I'll start proving by induction that $a_{n+1}-a_{n}=(\frac{1}{2})^{n}(a_{1}-a_{0})$. You did the case $n=1$, so that's done. For the inductive step, we look at:
$$
a_{n+2}-a_{n+1}
$$
assuming that $a_{n+1}-a_{n}=(\frac{1}{2})^{n}(a_{1}-a_{0})$ is true for $n$ (induction hypothesis).
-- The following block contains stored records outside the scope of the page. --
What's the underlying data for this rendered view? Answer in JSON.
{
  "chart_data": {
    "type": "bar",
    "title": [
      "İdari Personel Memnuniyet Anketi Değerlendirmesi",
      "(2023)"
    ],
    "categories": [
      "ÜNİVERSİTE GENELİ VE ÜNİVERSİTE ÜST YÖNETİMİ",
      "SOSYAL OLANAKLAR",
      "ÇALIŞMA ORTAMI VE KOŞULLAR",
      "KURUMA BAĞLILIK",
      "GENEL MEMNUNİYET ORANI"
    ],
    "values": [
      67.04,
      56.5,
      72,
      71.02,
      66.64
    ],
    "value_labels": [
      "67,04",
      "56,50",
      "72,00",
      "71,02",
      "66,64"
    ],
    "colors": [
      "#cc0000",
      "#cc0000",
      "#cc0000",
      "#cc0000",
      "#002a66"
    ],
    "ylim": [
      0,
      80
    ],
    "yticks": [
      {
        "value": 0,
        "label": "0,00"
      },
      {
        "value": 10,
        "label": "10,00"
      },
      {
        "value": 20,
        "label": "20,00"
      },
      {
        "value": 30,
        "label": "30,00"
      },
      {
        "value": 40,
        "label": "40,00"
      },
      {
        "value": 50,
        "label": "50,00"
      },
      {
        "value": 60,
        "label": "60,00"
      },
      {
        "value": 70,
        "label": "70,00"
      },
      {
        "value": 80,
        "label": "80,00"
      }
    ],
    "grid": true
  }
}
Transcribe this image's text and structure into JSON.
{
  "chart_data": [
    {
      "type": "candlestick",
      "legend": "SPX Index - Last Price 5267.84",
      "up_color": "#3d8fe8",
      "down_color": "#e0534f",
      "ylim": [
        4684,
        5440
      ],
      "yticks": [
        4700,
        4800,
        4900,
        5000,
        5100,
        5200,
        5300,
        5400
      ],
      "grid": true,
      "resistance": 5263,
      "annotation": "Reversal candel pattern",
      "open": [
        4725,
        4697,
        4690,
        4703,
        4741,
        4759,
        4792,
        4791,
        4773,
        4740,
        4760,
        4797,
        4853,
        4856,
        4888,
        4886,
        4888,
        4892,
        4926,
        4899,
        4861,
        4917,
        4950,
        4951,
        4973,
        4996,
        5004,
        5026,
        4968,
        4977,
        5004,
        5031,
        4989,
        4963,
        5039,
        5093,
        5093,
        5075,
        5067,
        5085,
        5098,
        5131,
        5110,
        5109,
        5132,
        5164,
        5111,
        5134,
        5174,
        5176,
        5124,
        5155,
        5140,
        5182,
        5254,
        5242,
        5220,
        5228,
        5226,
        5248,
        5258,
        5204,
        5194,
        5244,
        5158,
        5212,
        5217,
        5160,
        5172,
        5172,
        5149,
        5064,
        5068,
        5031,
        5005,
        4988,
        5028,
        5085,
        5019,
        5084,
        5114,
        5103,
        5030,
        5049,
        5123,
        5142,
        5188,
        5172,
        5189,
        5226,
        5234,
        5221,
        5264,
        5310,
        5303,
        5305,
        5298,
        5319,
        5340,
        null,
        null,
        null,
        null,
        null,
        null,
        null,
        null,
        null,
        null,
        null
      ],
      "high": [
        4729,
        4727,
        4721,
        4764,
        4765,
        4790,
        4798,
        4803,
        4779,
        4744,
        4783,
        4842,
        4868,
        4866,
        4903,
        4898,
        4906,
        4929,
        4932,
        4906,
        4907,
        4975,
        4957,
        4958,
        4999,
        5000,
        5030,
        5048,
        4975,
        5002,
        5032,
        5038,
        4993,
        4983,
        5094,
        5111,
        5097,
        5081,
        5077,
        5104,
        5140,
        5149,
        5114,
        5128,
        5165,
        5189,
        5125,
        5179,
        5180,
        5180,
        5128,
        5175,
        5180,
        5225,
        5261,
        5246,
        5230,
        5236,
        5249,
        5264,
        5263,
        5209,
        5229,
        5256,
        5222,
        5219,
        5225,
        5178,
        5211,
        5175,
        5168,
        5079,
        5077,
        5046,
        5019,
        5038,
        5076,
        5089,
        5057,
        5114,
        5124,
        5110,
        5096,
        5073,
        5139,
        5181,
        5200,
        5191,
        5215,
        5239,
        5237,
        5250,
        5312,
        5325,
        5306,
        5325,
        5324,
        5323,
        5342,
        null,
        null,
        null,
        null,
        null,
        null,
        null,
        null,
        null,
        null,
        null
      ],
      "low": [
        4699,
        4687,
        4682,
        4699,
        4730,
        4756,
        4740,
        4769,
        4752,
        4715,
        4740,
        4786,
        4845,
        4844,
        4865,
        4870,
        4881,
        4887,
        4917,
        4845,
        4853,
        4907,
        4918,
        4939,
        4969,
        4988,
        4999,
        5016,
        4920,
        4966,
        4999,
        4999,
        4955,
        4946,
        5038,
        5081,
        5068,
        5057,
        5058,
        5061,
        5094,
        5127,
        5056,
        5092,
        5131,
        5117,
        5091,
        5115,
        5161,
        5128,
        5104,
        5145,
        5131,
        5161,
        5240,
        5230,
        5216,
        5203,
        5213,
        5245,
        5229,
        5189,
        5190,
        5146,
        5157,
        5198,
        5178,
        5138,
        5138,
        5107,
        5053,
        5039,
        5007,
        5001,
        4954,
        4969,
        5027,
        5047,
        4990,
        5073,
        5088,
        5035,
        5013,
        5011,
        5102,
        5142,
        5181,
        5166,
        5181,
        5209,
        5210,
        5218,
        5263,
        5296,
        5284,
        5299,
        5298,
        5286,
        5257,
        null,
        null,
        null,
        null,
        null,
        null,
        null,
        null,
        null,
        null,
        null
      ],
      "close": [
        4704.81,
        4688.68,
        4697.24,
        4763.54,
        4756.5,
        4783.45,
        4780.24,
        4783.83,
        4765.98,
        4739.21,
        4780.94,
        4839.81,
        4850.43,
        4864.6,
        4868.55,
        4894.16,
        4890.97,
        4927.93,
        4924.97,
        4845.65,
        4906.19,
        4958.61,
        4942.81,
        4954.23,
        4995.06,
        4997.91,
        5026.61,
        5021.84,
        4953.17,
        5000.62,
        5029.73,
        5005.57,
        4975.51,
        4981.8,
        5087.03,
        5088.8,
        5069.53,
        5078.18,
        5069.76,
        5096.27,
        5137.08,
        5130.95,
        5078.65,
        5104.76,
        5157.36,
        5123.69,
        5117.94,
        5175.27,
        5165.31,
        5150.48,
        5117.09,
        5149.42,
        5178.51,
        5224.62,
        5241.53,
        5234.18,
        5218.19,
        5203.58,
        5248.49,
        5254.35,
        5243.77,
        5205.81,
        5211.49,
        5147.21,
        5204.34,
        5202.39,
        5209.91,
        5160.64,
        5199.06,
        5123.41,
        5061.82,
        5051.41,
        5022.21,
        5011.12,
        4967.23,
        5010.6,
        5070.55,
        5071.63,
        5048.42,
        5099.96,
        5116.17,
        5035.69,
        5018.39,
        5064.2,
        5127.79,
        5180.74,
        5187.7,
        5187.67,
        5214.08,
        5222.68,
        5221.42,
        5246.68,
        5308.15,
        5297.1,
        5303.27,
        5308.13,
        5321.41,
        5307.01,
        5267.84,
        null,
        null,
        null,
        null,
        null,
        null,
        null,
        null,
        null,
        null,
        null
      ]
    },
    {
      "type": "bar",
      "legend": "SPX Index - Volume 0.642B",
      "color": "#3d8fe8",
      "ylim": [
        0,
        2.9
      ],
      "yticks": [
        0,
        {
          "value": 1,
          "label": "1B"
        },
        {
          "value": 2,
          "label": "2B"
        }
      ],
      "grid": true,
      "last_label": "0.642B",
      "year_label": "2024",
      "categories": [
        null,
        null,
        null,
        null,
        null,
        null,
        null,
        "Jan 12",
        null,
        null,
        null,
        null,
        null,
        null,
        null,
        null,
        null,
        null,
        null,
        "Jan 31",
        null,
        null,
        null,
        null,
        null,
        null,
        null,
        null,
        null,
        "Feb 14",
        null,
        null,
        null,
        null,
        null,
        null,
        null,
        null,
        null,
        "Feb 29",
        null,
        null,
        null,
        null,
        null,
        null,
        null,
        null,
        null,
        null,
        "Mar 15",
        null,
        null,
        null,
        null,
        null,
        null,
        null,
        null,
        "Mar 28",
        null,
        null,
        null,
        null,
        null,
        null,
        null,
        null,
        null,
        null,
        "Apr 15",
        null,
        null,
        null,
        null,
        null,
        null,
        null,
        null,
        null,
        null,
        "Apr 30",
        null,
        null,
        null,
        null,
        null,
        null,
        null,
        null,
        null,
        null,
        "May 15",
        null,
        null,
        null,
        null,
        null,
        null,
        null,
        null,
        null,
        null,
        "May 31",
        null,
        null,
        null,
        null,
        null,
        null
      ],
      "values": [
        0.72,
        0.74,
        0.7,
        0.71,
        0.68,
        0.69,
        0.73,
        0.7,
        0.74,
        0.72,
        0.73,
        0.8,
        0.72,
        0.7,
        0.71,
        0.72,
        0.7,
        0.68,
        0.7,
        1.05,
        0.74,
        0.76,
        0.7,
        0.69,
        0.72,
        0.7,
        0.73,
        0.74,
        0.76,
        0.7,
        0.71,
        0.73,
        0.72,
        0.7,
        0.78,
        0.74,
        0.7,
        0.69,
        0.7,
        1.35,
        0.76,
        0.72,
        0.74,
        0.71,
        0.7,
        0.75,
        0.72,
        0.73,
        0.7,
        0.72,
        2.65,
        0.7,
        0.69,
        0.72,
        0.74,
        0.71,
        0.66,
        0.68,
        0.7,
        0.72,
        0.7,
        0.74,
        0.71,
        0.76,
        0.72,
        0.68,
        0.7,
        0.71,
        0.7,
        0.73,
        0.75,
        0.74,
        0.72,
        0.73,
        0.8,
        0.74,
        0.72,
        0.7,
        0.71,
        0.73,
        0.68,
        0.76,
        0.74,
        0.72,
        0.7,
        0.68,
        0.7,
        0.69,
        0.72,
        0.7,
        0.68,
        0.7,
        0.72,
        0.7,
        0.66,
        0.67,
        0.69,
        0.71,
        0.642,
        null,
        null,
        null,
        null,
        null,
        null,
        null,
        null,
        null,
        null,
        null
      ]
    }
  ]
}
Then,
$$
a_{n+2}-a_{n+1} = \frac{a_{n+1}+a_{n}}{2} - a_{n+1} = -\frac{a_{n+1}-a_{n}}{2} = -\frac{1}{2}(\frac{-1}{2})^{n}(a_{1}-a_{0}) = (\frac{-1}{2})^{n+1}(a_{1}-a_{0}).
$$
Now, that identity is proven. We're left to see that the sequence is Cauchy. Thus, we must show that $\forall \epsilon > 0$, $\exists N\in \mathbb{N}$ such that $n,m>N \implies$
$$
|a_{m}-a_{n}|\lt \epsilon
$$
Fix some $\epsilon > 0$. We can obvioulsy assume $m \gt n$. Then, $m=n+k$ for some positive $k$. Then, we look at
$$
|a_{m}-a_{n}| = |a_{n+k}-a_{n}| = |a_{n+k}-a_{n+k-1}+a_{n+k-1} - \ldots -a_{n+1}+a_{n+1}-a_{n}| \\
\leq |a_{n+k}-a_{n+k-1}| + \ldots + |a_{n+1}-a_{n}| \\
= (|\frac{-1}{2}|^{n+k-1} + \ldots + |\frac{-1}{2}|^{n+1} + |\frac{-1}{2}|^{n})|a_{1}-a_{0}| \\
=\frac{1}{2^{n}}(\frac{1-(\frac{1}{2})^{k}}{\frac{1}{2}})|a_{1}-a_{0}|\\
=\frac{1}{2^{n-1}}(1-\frac{1}{2^{k}})|a_{1}-a_{0}| \\
\leq \frac{|a_{1}-a_{0}|}{2^{n-1}}
$$
Then, you pick an $N>0$ such that $\frac{|a_{1}-a_{0}|}{2^{N-1}} < \epsilon$, given that that quantity gets as small as you want, and decreases monotonically.